Eşitliği fıtrata ters gören, gerici kadın düşmanı politikalarıyla AKP iktidarına karşı kadınların sadece eşit koşullarda yaşam hakkına sahip olabilmek için hayatlarının her anında savaşmak durumunda bırakıldıklarını hatırlatıldığı açıklamada, katilleri yargılamak yerine, onları “tutku derecesinde aşırı sevgi” bahanesiyle aklayan, katillere erkeklik indirimi yapan, yaşam hakkını içe sayan ve her gün cinsiyetçi kararlara imza atan yargıya karşı hayatlarını savunduklarını vurgulandı. Açıklamada “Bizler tecavüze uğramamak, dövülmemek, hatta sadece hayatta kalabilmek için direnen, meşru müdafaa hakkını kullanan, yaşamını savunan Nevin, Çilem, Yasemin, Hasret’tiz. Bizler yaşadığımız hayata ‘artık yeter’ diyen mahkum edilmek istediğimiz hayatlara çevirmek için direnen kadınlarız” diye altı çizildi.

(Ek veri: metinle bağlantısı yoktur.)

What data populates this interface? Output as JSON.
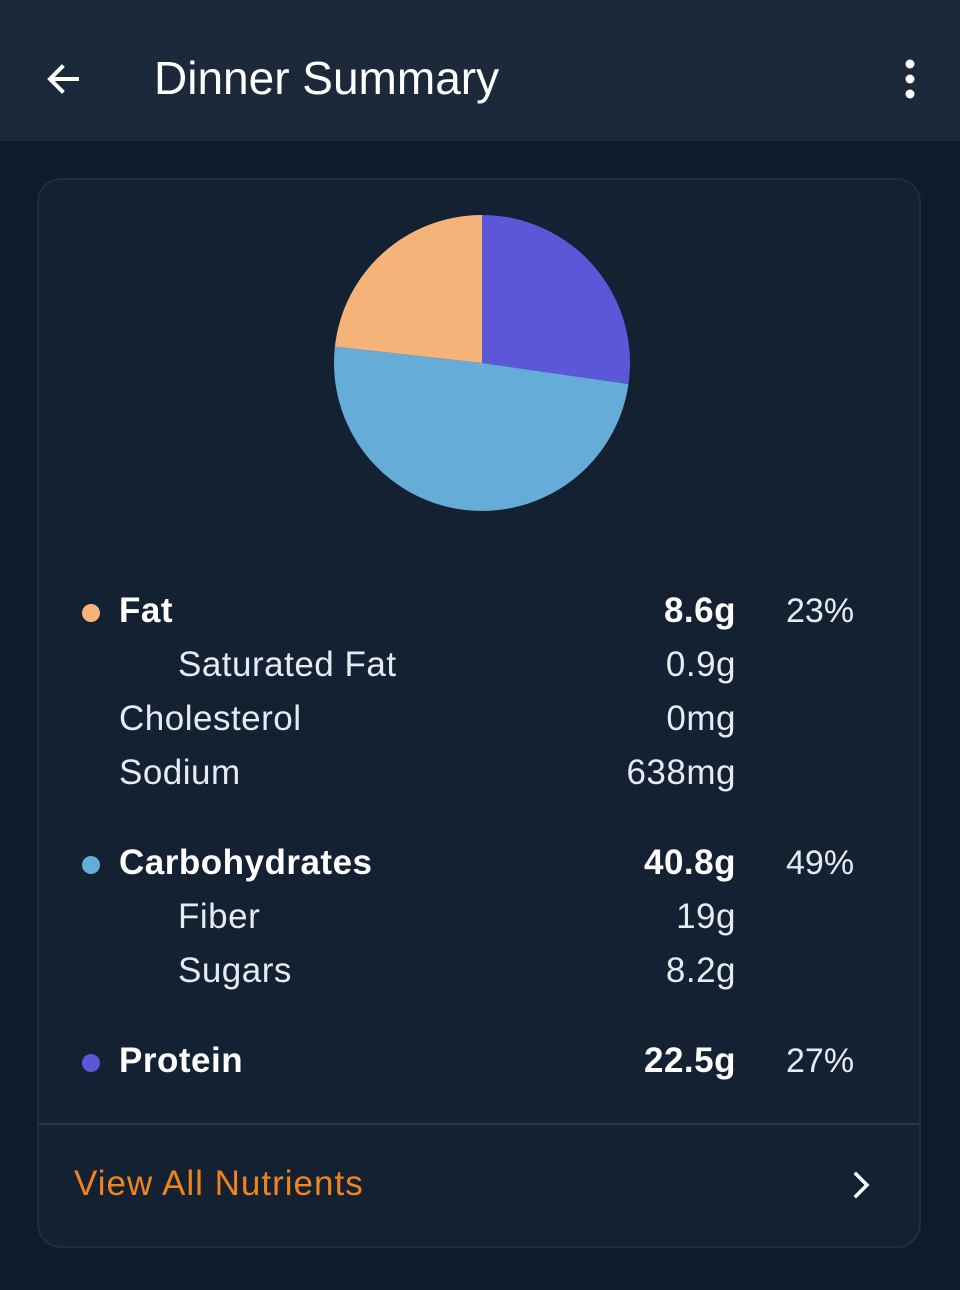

AMED, SURUÇ, ANKARA’DA BARIŞ TÜRKÜLERİMİZLE KATLEDİLDİK

Her siyasi dönemin kendi katliam tarihini yarattığı, barışın neredeyse hiç egemen olmadığı bu topraklara mahkum edildiklerini hatırlatan açıklamada “Bombalar Diyarbakır, Suruç, Ankara, Beyrut ve Paris’te; hayatlarımızın tam ortasına düşüyor. Daha Diyarbakır’da Lisa’nın yaralarını saramamışken, Suruç’tan Ece’nin, Ankara’da Dilan’ın ve sayısız arkadaşımızın ölüm haberi geldi. Başbakanın aramızda dolaşmasına izin verdiklerini itiraf ettiği canlı bombalarca, içimizde daha güzel yarınların umudunu, dilimizde barış türküleriyle katledildik” denildi.

SIĞINAKSIZ BİR DÜNYA İÇİN MÜCADELE EDİYORUZ

Kürdistan’ın dört bir yanını saran devlet terörünün lanetlendiği açıklamada, Silvan’da duvara, “devlet her yerde, kızlar biz geldik, ininize girdik” yazan, kadını düşman, kadın bedenini işgal alanı, savaşı da tecavüz olarak algılayan erkek zihniyetinin ta kendisi olduğunu vurgulandı. İşte bu zihniyetin bugün Kürdistan topraklarında, Şengal Dağları’nda işgal ettiğini kaydedildiğini açıklama, şunlar belirtildi: “Biz, bugün katil tecavüzcü IŞİD çetelerine ve IŞİD’leşen devlet güçlerine karşı kadınları, halkını, kendi hayatlarını, kimliğini, dilini ve kültürünü savunurken katledilen ve çırılçıplak soyulan bedeni sokaklarda teşhir edilen Ekin Wan için sokaklardayız. Bizler, yaşadığımız hayatları tacizle, tecavüzle, şiddetle ve baskının türlü biçimleriyle bir çıkmaza sürüklenen; kurtulmak için her çırpındığımızda bizleri biat etmeye zorlayan; reddettiğimizde öldürülen ya da ölümü dayatan erkeklere, onunla işbirliği içinde olan devlete karşı direniyoruz, hayatlarımızı savunuyor, şiddetsiz ve sığınaksız bir dünya için mücadele ediyoruz.”

Açıklamanın ardından meydanda hayal çeken kadınlar, eylemi “Dünya yerinden oynar, kadınlar özgür olsa” sloganlarıyla sona erdirdi.